What could the Bank of England do to rid the UK economy of stimulus? By Reuters

© Reuters. FILE PHOTO: The Bank of England and Royal Exchange are reflected in a puddle as a pedestrian walks past amid the coronavirus (COVID-19) outbreak in London, UK, Nov. 19, 2020. REUTERS/Simon Dawson/File Photo

LONDON (Reuters) – Two top Bank of England officials surprised investors this week by saying the time may be approaching for the British central bank to rein in the massive stimulus program it has used to steer the economy through the coronavirus crisis.

With activity rebounding sharply and inflation rising faster than expected, Vice Governor Dave Ramsden said on Wednesday that the BoE may consider tightening monetary policy sooner than he previously thought.

On Thursday, Monetary Policy Committee member Michael Saunders went even further, warning that holding on to the BoE’s entire £895 billion ($1.24 trillion) bond purchase program would risk higher inflation expectations if the recovery moves quickly. would continue.

On Friday, a group of lawmakers told the BoE to explain why it did not phase out its stimulus.

But the way forward is far from clear.

The BoE doesn’t know how many jobs will be lost if the government ends its wage subsidy program in September, so MPC members remain cautious about removing stimulus measures.

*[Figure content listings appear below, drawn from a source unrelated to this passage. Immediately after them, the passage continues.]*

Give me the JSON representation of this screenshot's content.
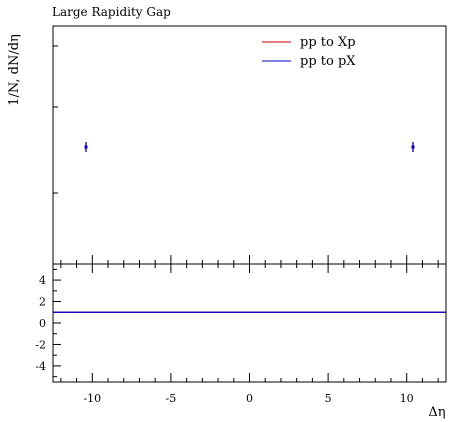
{
  "chart_data": [
    {
      "panel": "main",
      "type": "scatter",
      "title": "Large Rapidity Gap",
      "ylabel": "1/N, dN/dη",
      "xlim": [
        -12.5,
        12.5
      ],
      "x": [
        -10.4,
        10.4
      ],
      "legend_position": "top-right",
      "series": [
        {
          "name": "pp to Xp",
          "color": "#cc0000",
          "marker": "error-bar",
          "points": [
            {
              "x": -10.4,
              "y": 0.5
            },
            {
              "x": 10.4,
              "y": 0.5
            }
          ]
        },
        {
          "name": "pp to pX",
          "color": "#0000cc",
          "marker": "error-bar",
          "points": [
            {
              "x": -10.4,
              "y": 0.5
            },
            {
              "x": 10.4,
              "y": 0.5
            }
          ]
        }
      ],
      "grid": false
    },
    {
      "panel": "ratio",
      "type": "line",
      "xlabel": "Δη",
      "xlim": [
        -12.5,
        12.5
      ],
      "ylim": [
        -5.5,
        5.5
      ],
      "yticks": [
        "4",
        "2",
        "0",
        "-2",
        "-4"
      ],
      "xticks": [
        "-10",
        "-5",
        "0",
        "5",
        "10"
      ],
      "series": [
        {
          "name": "pp to Xp",
          "color": "#cc0000",
          "x": [
            -12.5,
            12.5
          ],
          "y": [
            1,
            1
          ]
        },
        {
          "name": "pp to pX",
          "color": "#0000cc",
          "x": [
            -12.5,
            12.5
          ],
          "y": [
            1,
            1
          ]
        }
      ],
      "grid": false
    }
  ]
}
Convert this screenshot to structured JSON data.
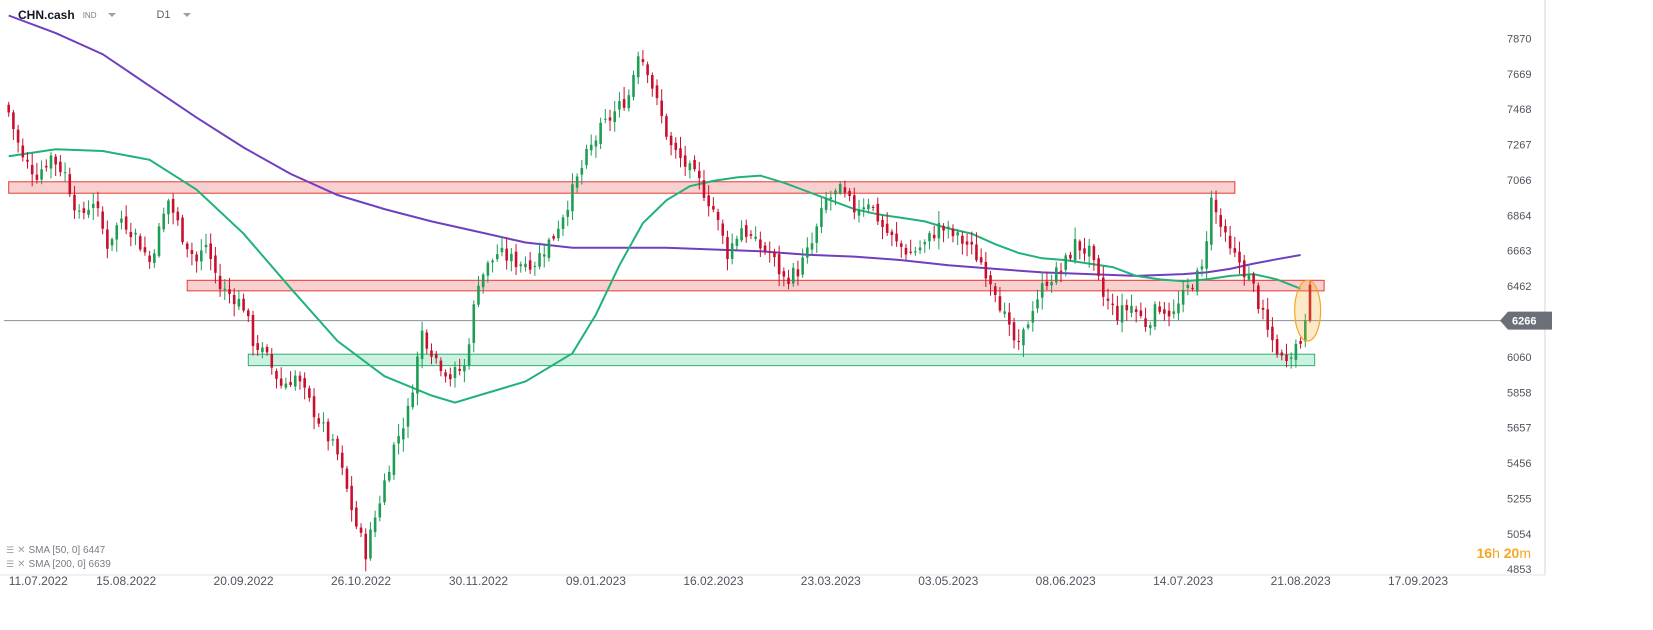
{
  "header": {
    "symbol": "CHN.cash",
    "symbol_tag": "IND",
    "timeframe": "D1"
  },
  "legend": [
    {
      "label": "SMA [50, 0] 6447"
    },
    {
      "label": "SMA [200, 0] 6639"
    }
  ],
  "countdown": {
    "hours": "16",
    "hours_unit": "h",
    "minutes": "20",
    "minutes_unit": "m"
  },
  "colors": {
    "up": "#1f9d55",
    "down": "#c8102e",
    "sma50": "#20b27a",
    "sma200": "#6f3fbf",
    "resistance_fill": "#f8c8c8",
    "resistance_stroke": "#e53935",
    "support_fill": "#c3efdb",
    "support_stroke": "#2fae74",
    "price_tag": "#6b7078",
    "highlight": "#f5a623"
  },
  "chart_data": {
    "type": "candlestick",
    "title": "CHN.cash",
    "timeframe": "D1",
    "x_tick_labels": [
      "11.07.2022",
      "15.08.2022",
      "20.09.2022",
      "26.10.2022",
      "30.11.2022",
      "09.01.2023",
      "16.02.2023",
      "23.03.2023",
      "03.05.2023",
      "08.06.2023",
      "14.07.2023",
      "21.08.2023",
      "17.09.2023"
    ],
    "x_tick_positions": [
      0,
      25,
      50,
      75,
      100,
      125,
      150,
      175,
      200,
      225,
      250,
      275,
      300
    ],
    "y_ticks": [
      7870,
      7669,
      7468,
      7267,
      7066,
      6864,
      6663,
      6462,
      6266,
      6060,
      5858,
      5657,
      5456,
      5255,
      5054,
      4853
    ],
    "ylim": [
      4820,
      8020
    ],
    "xlim": [
      -1,
      320
    ],
    "current_price": 6266,
    "grid": false,
    "legend_position": "bottom-left",
    "candle_width_units": 0.55,
    "anchors": [
      [
        0,
        7450
      ],
      [
        3,
        7180
      ],
      [
        6,
        7100
      ],
      [
        9,
        7200
      ],
      [
        12,
        7100
      ],
      [
        15,
        6850
      ],
      [
        18,
        6950
      ],
      [
        21,
        6700
      ],
      [
        24,
        6850
      ],
      [
        27,
        6750
      ],
      [
        30,
        6600
      ],
      [
        34,
        6950
      ],
      [
        37,
        6750
      ],
      [
        40,
        6600
      ],
      [
        42,
        6700
      ],
      [
        45,
        6450
      ],
      [
        48,
        6400
      ],
      [
        50,
        6350
      ],
      [
        52,
        6150
      ],
      [
        55,
        6050
      ],
      [
        58,
        5900
      ],
      [
        61,
        5950
      ],
      [
        64,
        5800
      ],
      [
        67,
        5650
      ],
      [
        70,
        5500
      ],
      [
        72,
        5300
      ],
      [
        74,
        5100
      ],
      [
        76,
        4950
      ],
      [
        78,
        5150
      ],
      [
        80,
        5350
      ],
      [
        82,
        5550
      ],
      [
        85,
        5750
      ],
      [
        88,
        6200
      ],
      [
        91,
        6050
      ],
      [
        94,
        5950
      ],
      [
        97,
        6000
      ],
      [
        100,
        6500
      ],
      [
        104,
        6650
      ],
      [
        108,
        6600
      ],
      [
        112,
        6600
      ],
      [
        116,
        6750
      ],
      [
        120,
        7000
      ],
      [
        123,
        7200
      ],
      [
        126,
        7350
      ],
      [
        129,
        7450
      ],
      [
        132,
        7550
      ],
      [
        134,
        7800
      ],
      [
        136,
        7700
      ],
      [
        138,
        7500
      ],
      [
        141,
        7250
      ],
      [
        144,
        7150
      ],
      [
        147,
        7050
      ],
      [
        150,
        6900
      ],
      [
        153,
        6650
      ],
      [
        156,
        6800
      ],
      [
        159,
        6700
      ],
      [
        162,
        6650
      ],
      [
        165,
        6500
      ],
      [
        168,
        6550
      ],
      [
        171,
        6700
      ],
      [
        174,
        6950
      ],
      [
        177,
        7000
      ],
      [
        180,
        6900
      ],
      [
        183,
        6950
      ],
      [
        186,
        6800
      ],
      [
        189,
        6700
      ],
      [
        192,
        6650
      ],
      [
        195,
        6700
      ],
      [
        198,
        6800
      ],
      [
        201,
        6750
      ],
      [
        204,
        6700
      ],
      [
        207,
        6600
      ],
      [
        210,
        6450
      ],
      [
        213,
        6200
      ],
      [
        215,
        6100
      ],
      [
        218,
        6350
      ],
      [
        221,
        6500
      ],
      [
        224,
        6550
      ],
      [
        227,
        6700
      ],
      [
        230,
        6650
      ],
      [
        233,
        6400
      ],
      [
        236,
        6300
      ],
      [
        239,
        6350
      ],
      [
        242,
        6250
      ],
      [
        245,
        6350
      ],
      [
        248,
        6300
      ],
      [
        251,
        6450
      ],
      [
        254,
        6550
      ],
      [
        256,
        6950
      ],
      [
        258,
        6800
      ],
      [
        260,
        6650
      ],
      [
        262,
        6600
      ],
      [
        265,
        6450
      ],
      [
        268,
        6200
      ],
      [
        271,
        6050
      ],
      [
        273,
        6100
      ],
      [
        275,
        6150
      ],
      [
        276,
        6300
      ],
      [
        277,
        6266
      ]
    ],
    "sma50": [
      [
        0,
        7200
      ],
      [
        10,
        7240
      ],
      [
        20,
        7230
      ],
      [
        30,
        7180
      ],
      [
        40,
        7010
      ],
      [
        50,
        6760
      ],
      [
        60,
        6450
      ],
      [
        70,
        6150
      ],
      [
        80,
        5950
      ],
      [
        90,
        5840
      ],
      [
        95,
        5800
      ],
      [
        100,
        5840
      ],
      [
        110,
        5920
      ],
      [
        120,
        6080
      ],
      [
        125,
        6300
      ],
      [
        130,
        6580
      ],
      [
        135,
        6820
      ],
      [
        140,
        6950
      ],
      [
        145,
        7030
      ],
      [
        150,
        7060
      ],
      [
        155,
        7080
      ],
      [
        160,
        7090
      ],
      [
        165,
        7050
      ],
      [
        170,
        7000
      ],
      [
        175,
        6950
      ],
      [
        180,
        6900
      ],
      [
        185,
        6870
      ],
      [
        190,
        6850
      ],
      [
        195,
        6830
      ],
      [
        200,
        6790
      ],
      [
        205,
        6760
      ],
      [
        210,
        6700
      ],
      [
        215,
        6650
      ],
      [
        220,
        6620
      ],
      [
        225,
        6610
      ],
      [
        230,
        6590
      ],
      [
        235,
        6570
      ],
      [
        240,
        6520
      ],
      [
        245,
        6500
      ],
      [
        250,
        6490
      ],
      [
        255,
        6500
      ],
      [
        260,
        6520
      ],
      [
        265,
        6530
      ],
      [
        270,
        6500
      ],
      [
        275,
        6447
      ]
    ],
    "sma200": [
      [
        0,
        8000
      ],
      [
        10,
        7900
      ],
      [
        20,
        7780
      ],
      [
        30,
        7600
      ],
      [
        40,
        7420
      ],
      [
        50,
        7250
      ],
      [
        60,
        7100
      ],
      [
        70,
        6980
      ],
      [
        80,
        6900
      ],
      [
        90,
        6830
      ],
      [
        100,
        6770
      ],
      [
        110,
        6710
      ],
      [
        120,
        6680
      ],
      [
        130,
        6680
      ],
      [
        140,
        6680
      ],
      [
        150,
        6670
      ],
      [
        160,
        6660
      ],
      [
        170,
        6640
      ],
      [
        180,
        6630
      ],
      [
        190,
        6610
      ],
      [
        200,
        6580
      ],
      [
        210,
        6560
      ],
      [
        220,
        6540
      ],
      [
        230,
        6530
      ],
      [
        240,
        6520
      ],
      [
        250,
        6530
      ],
      [
        255,
        6540
      ],
      [
        260,
        6560
      ],
      [
        265,
        6590
      ],
      [
        270,
        6615
      ],
      [
        275,
        6639
      ]
    ],
    "zones": [
      {
        "kind": "resistance",
        "y_low": 6990,
        "y_high": 7055,
        "x_from": 0,
        "x_to": 261
      },
      {
        "kind": "resistance",
        "y_low": 6435,
        "y_high": 6495,
        "x_from": 38,
        "x_to": 280
      },
      {
        "kind": "support",
        "y_low": 6010,
        "y_high": 6075,
        "x_from": 51,
        "x_to": 278
      }
    ],
    "highlight": {
      "x": 276.5,
      "y_low": 6150,
      "y_high": 6495
    }
  }
}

And the central bank is well aware how the US Federal Reserve’s talk of merely slowing down bond purchases in 2013 sparked a “taper tantrum” that sharply drove borrowing costs in financial markets and forced the Fed to stress. that there was no rush.

Below is a summary of the ways the BoE could choose to take its foot off the stimulus accelerator.


The BoE decided in November to buy another £150 billion in British government bonds. That emerged just days before the announcement of a major breakthrough in COVID-19 vaccine development that suddenly sparked hopes of recovery.

The BoE has about £60 billion in gilts to buy until the program is completed.

MPC member Saunders said curtailing the program would be discussed at the next committee meetings, which will announce its final policy decisions on Aug. 5, and that it could be curtailed over the next two months.

Economists at bank HSBC said they didn’t think a majority of MPC members would vote to cut the program in August, although it would likely slow the pace of purchases to allow the program to run through the end of 2021 as planned.


Another option for the BoE is to complete its bond-buying program and then shrink its inventory by not reinvesting the income from maturing debt into more bonds.

Vice Governor Ramsden said this week the BoE could decide not to reinvest any of its maturing debt or make a partial reinvestment.

The BoE could similarly shrink its £20 billion corporate bond portfolio, which has already reached its target size.


A quicker way to slow down the economy would be if the BoE sold some of the accumulated bonds.

Given the magnitude of the BoE’s presence in the bond market – its holdings of UK government bonds, or government bonds, now account for 40% of Britain’s annual economic output – a direct sale of government bonds would be a big step. It is seen as an option to advance in the economic recovery, likely once the BoE has started raising interest rates.


The BoE cut bank rates to an all-time low of 0.1% in March 2020 at the start of the coronavirus crisis.

Even early this year, before the recovery started, policymakers discussed the pros and cons of cutting benchmark rates below zero for the first time.

With the economy growing rapidly, investors expect bank interest rates to rise to 0.25% by August next year.

BoE officials have emphasized that when the time comes to raise borrowing costs, they expect them to rise gradually and bank rates are likely to remain well below the 4-5% levels that were common before the global financial crisis of 2008- 09.

The BoE will announce later this year how it might monitor rate hikes with steps to reduce the size of its balance sheet. Earlier, the BoE said it would wait for bank rates to hit 1.5% before divesting bonds.